20 aprile 2024
Aggiornato 00:30
L'evento

In migliaia per l'apertura della Porta Santa nel Duomo di Udine

Le parole dell'Arvicescovo Mazzocato: «Entreremo nell'Anno Giubilare della Misericordia solo aprendo la porta interiore del nostro cuore perché, se resta chiusa, in noi non entra nessuno, nemmeno Dio».

UDINE - «Abbiamo varcato la Porta della Misericordia e siamo stati accolti da Gesù che è realmente pronto a donarci la sua misericordia, a riempirci dello Spirito Santo mentre ascoltiamo la sua Parola e mangiamo il suo Corpo nella comunione eucaristica. Ma noi in che condizione ci troviamo in questo momento davanti a lui? Oltre al portale della cattedrale abbiamo spalancato la porta del nostro cuore? Entreremo nell'Anno Giubilare della Misericordia solo aprendo la porta interiore del nostro cuore perché, se resta chiusa, in noi non entra nessuno, nemmeno Dio».
Questo l'appello lanciato dal’Arcivescovo di Udine, monsignor Andrea Bruno Mazzocato, nell’omelia pronunciata in occasione della solenne apertura della Porta della Misericordia nella Cattedrale di Udine, domenica 13 dicembre. Migliaia i fedeli che non hanno voluto mancare l'appuntamento con questa fondamentale tappa del cammino giubilare, vissuta in contemporanea da tutte le diocesi del mondo. Con Mazzocato hanno concelebrato il vescovo emerito, monsignor Pietro Brollo, e il vescovo, monsignor Diego Causero, già nunzio apostolico in Svizzera e Liechtenstein, e centinaia di sacerdoti.

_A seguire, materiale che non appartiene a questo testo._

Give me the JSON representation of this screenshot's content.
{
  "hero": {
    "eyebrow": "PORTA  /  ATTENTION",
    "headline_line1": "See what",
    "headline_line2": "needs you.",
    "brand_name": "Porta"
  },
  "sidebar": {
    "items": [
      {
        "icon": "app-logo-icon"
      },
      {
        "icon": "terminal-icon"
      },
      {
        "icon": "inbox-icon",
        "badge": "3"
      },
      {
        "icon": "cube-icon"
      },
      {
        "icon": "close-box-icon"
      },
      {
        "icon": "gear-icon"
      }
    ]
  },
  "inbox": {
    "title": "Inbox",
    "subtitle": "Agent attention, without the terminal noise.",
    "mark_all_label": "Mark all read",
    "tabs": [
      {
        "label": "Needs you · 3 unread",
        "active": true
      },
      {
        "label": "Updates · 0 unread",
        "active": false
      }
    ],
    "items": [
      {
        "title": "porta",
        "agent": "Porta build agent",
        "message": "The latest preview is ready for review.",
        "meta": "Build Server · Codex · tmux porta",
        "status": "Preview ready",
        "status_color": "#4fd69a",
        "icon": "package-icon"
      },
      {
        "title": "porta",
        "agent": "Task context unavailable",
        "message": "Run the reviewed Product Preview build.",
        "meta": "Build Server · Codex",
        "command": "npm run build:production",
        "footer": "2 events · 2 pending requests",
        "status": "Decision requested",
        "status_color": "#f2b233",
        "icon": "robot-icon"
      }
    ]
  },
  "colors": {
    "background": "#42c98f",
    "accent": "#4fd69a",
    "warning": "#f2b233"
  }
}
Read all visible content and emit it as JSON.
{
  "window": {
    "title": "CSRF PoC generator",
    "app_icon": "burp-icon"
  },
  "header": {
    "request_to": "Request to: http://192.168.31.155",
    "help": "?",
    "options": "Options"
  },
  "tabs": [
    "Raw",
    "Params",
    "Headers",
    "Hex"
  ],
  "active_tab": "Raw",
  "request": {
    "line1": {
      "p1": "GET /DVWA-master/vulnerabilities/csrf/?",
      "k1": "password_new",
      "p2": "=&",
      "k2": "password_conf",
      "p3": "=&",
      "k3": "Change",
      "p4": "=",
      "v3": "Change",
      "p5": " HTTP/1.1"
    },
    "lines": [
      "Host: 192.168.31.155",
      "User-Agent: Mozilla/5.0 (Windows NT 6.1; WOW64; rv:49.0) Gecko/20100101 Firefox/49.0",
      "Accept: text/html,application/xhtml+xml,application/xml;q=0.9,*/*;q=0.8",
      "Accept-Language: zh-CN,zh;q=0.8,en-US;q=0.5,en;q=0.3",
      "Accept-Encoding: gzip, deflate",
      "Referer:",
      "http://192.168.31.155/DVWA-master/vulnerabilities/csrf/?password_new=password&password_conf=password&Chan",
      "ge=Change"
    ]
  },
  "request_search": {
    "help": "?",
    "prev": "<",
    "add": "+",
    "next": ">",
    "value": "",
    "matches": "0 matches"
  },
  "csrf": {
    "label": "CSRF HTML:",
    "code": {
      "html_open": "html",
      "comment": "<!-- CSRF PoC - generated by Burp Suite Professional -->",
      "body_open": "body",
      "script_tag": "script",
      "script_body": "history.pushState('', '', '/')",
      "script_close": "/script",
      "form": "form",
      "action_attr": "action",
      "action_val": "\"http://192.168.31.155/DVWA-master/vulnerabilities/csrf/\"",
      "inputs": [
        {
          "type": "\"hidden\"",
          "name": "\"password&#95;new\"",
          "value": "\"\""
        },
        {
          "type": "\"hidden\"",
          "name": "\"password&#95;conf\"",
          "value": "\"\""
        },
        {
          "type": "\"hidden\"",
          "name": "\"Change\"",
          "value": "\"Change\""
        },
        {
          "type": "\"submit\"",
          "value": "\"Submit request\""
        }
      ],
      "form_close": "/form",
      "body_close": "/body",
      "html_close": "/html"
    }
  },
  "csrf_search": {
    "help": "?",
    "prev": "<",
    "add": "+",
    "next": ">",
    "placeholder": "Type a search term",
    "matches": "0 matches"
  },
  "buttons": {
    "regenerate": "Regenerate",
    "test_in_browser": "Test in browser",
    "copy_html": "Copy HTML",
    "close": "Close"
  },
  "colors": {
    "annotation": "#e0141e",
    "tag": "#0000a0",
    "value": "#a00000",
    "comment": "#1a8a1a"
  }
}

Da qui dunque un invito all’esame di coscienza con un forte richiamo alla necessità di non lasciare spazio all’indifferenza verso Dio e verso chi soffre. «Con umile sincerità — ha, infatti, proseguito mons. Mazzocato — facciamo subito un esame di coscienza chiedendoci: in questo momento sento in me delle resistenze a causa delle quali non spalanco con gioia la mia casa a Gesù, come fece Zaccheo?». «Penso all’indifferenza verso Dio o tiepidezza spirituale — ha spiegato l’Arcivescovo —. L’indifferenza è come uno smog sottile che silenziosamente intossica la coscienza e la rende tiepida e poco interessata sia nei confronti di Dio che delle sofferenze degli uomini. Chi giace nell’indifferenza non sente più dolore e rimorso leggendo il Vangelo e le parole esigenti di Gesù, ma accetta e giustifica tranquillamente i compromessi per cui non sente il bisogno di confessarsi invocando sulla propria miseria la misericordia del Signore. Ha, poi, abituato occhi e cuore a vedere persone che soffrono e muoiono e passa oltre senza farsi più di tanto toccare, come il sacerdote e il levita nella parabola del buon samaritano».